Copyright © 2014 Albuquerque Journal
City Council leadership on Wednesday announced a new set of rules for the public in the wake of Monday’s meeting, which was taken over by loud protesters upset at Albuquerque police.
The plan includes enforcing old rules and adding a few new ones.
At a news conference in City Council chambers on Wednesday, Council President Ken Sanchez outlined the changes and said he has asked for additional police and security presence.
“The council takes the people’s right to speak very, very seriously and firmly believes that everyone’s right to participate needs to be honored,” said Sanchez, who was joined by Council Vice President Trudy Jones.
But Sanchez said the “disruptive public outburst” at Monday’s meeting prevented 50 people from speaking during the public comment period. And the Council was unable to vote on important police reforms and to approve a municipal bond, which cost taxpayers money, he said.
It also meant that there were some agenda items left over to be considered during today’s meeting.
The new rules are interim changes, and Sanchez said the full council could consider making permanent rule changes in the near future.
The changes include:
- No signs, props or other campaign material, except that which can be presented on the overhead projector, will be allowed in the Council chambers.
- Only the person speaking during public comment periods may stand at the podium or in the area around it, with the exception of those who need a translator or assistance.
- The two-minute limit for speakers will be strictly enforced.
- There will be no tolerance for disruptive public outbursts.
- The wheelchair ramp to the right of the City Council dais will no longer be open to those wishing to film, per a Fire Marshal’s Office recommendation. Those with cameras will still be able to film the meeting from the left of the dais.
During Monday’s rowdy meeting, protesters tried to arrest APD Chief Gorden Eden, who was named to that position in February, shouted at councilors and ignored Sanchez’s attempts to restore order.
Public criticism of APD has mounted due to more than two dozen fatal police shootings since 2010. The city is beginning a series of negotiations with the Department of Justice to set and implement numerous reforms after a DOJ investigation and report found APD has repeatedly used excessive force.
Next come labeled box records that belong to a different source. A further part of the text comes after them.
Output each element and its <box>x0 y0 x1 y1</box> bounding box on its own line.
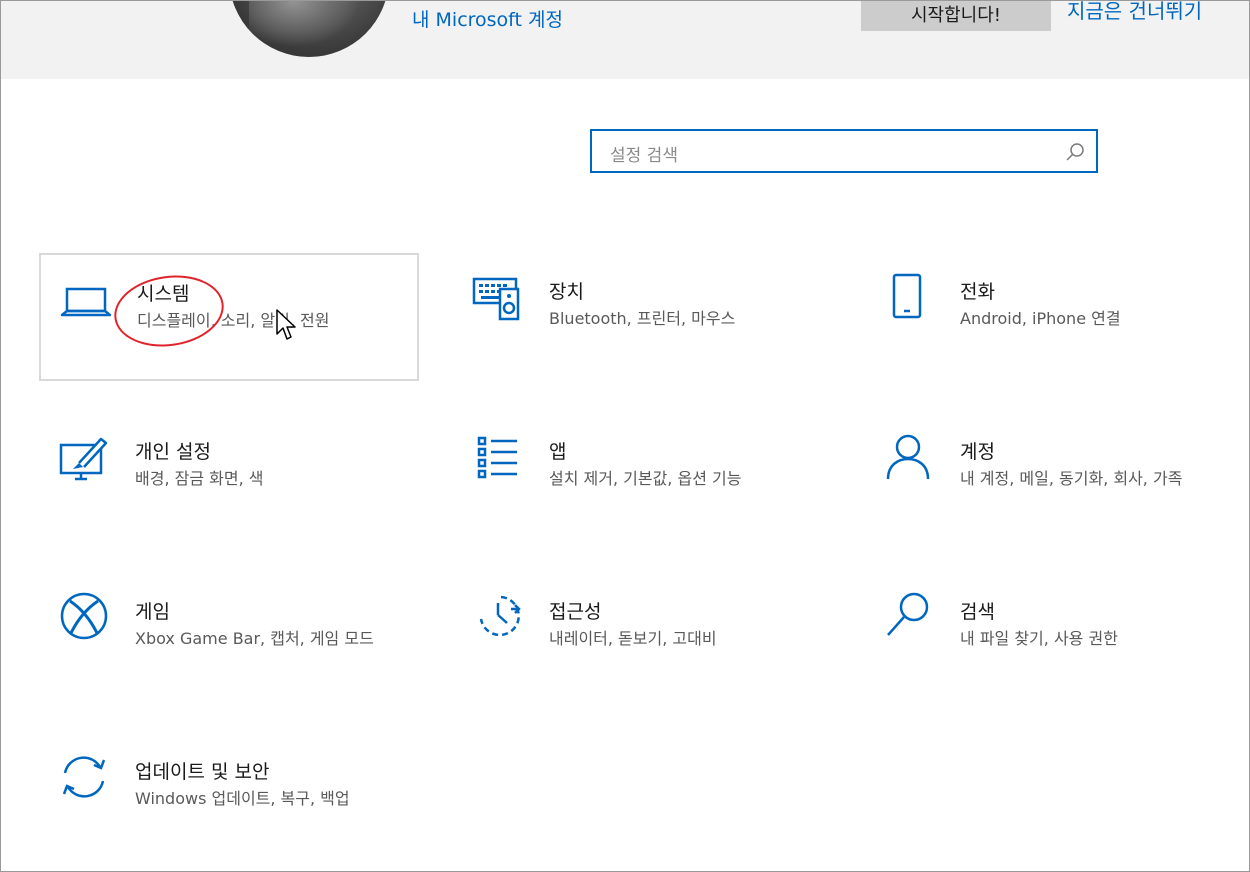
tile-description: 내레이터, 돋보기, 고대비 <box>549 629 717 648</box>
microsoft-account-link[interactable]: 내 Microsoft 계정 <box>412 5 563 32</box>
settings-window: 내 Microsoft 계정 시작합니다! 지금은 건너뛰기 설정 검색 시스템… <box>0 0 1250 872</box>
tile-title: 게임 <box>135 601 170 623</box>
tile-title: 장치 <box>549 281 584 303</box>
keyboard-speaker-icon <box>472 277 520 321</box>
tile-title: 개인 설정 <box>135 441 211 463</box>
tile-apps[interactable]: 앱 설치 제거, 기본값, 옵션 기능 <box>453 413 833 541</box>
tile-phone[interactable]: 전화 Android, iPhone 연결 <box>864 253 1244 381</box>
tile-title: 앱 <box>549 441 567 463</box>
tile-description: Android, iPhone 연결 <box>960 309 1121 328</box>
start-button[interactable]: 시작합니다! <box>861 1 1051 31</box>
tile-title: 접근성 <box>549 601 602 623</box>
person-icon <box>886 434 930 480</box>
tile-description: Bluetooth, 프린터, 마우스 <box>549 309 736 328</box>
tile-ease-of-access[interactable]: 접근성 내레이터, 돋보기, 고대비 <box>453 573 833 701</box>
user-avatar <box>229 1 389 57</box>
tile-description: 설치 제거, 기본값, 옵션 기능 <box>549 469 742 488</box>
tile-search[interactable]: 검색 내 파일 찾기, 사용 권한 <box>864 573 1244 701</box>
skip-for-now-link[interactable]: 지금은 건너뛰기 <box>1067 1 1202 24</box>
tile-gaming[interactable]: 게임 Xbox Game Bar, 캡처, 게임 모드 <box>39 573 419 701</box>
tile-devices[interactable]: 장치 Bluetooth, 프린터, 마우스 <box>453 253 833 381</box>
personalization-icon <box>59 437 108 481</box>
ease-of-access-icon <box>479 595 521 637</box>
tile-personalization[interactable]: 개인 설정 배경, 잠금 화면, 색 <box>39 413 419 541</box>
tile-description: Xbox Game Bar, 캡처, 게임 모드 <box>135 629 374 648</box>
sync-arrows-icon <box>62 756 106 798</box>
laptop-icon <box>60 287 112 317</box>
mouse-cursor-icon <box>276 309 296 340</box>
tile-description: 내 계정, 메일, 동기화, 회사, 가족 <box>960 469 1183 488</box>
tile-description: 배경, 잠금 화면, 색 <box>135 469 264 488</box>
settings-search-box[interactable]: 설정 검색 <box>590 129 1098 173</box>
xbox-icon <box>60 592 108 640</box>
apps-list-icon <box>477 436 517 479</box>
search-icon[interactable] <box>1064 141 1086 163</box>
tile-title: 계정 <box>960 441 995 463</box>
tile-title: 검색 <box>960 601 995 623</box>
tile-description: 내 파일 찾기, 사용 권한 <box>960 629 1118 648</box>
tile-update-security[interactable]: 업데이트 및 보안 Windows 업데이트, 복구, 백업 <box>39 733 419 861</box>
phone-icon <box>892 273 922 319</box>
tile-title: 업데이트 및 보안 <box>135 761 270 783</box>
tile-system[interactable]: 시스템 디스플레이, 소리, 알림, 전원 <box>39 253 419 381</box>
tile-title: 전화 <box>960 281 995 303</box>
search-placeholder: 설정 검색 <box>610 146 678 166</box>
tile-description: Windows 업데이트, 복구, 백업 <box>135 789 350 808</box>
account-header: 내 Microsoft 계정 시작합니다! 지금은 건너뛰기 <box>1 1 1249 79</box>
search-magnifier-icon <box>887 592 929 636</box>
tile-accounts[interactable]: 계정 내 계정, 메일, 동기화, 회사, 가족 <box>864 413 1244 541</box>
The report criticized numerous areas, including APD’s training and its very culture.
David Correia, an organizer of the Monday meeting protest, said the City Council would not be in the position of changing its rules if councilors had heeded four years’ worth of criticism of the police department and made reforms during that time.
“I wish they would have moved as quickly as they have regarding these changes on the question of APD violence,” he said. “Then we wouldn’t be having this discussion in the first place.”
He also said he “would hope” that the message the council received after the Monday meeting was not just about the need to change public comment rules, but also the necessity to implement drastic reforms of the police department.
Earlier Wednesday, the Greater Albuquerque Chamber of Commerce expressed concern about security at today’s council meeting. It said it was interested in weighing in on two agenda items but was worried about the “chaos” that occurred at Monday’s meeting. It urged the council to ensure that the public was comfortable at the meeting.
In response, a policy analyst for Councilor Dan Lewis assured the chamber in an email that anyone who wants to speak at the meeting will be able to do so without interruption from fellow members of the public.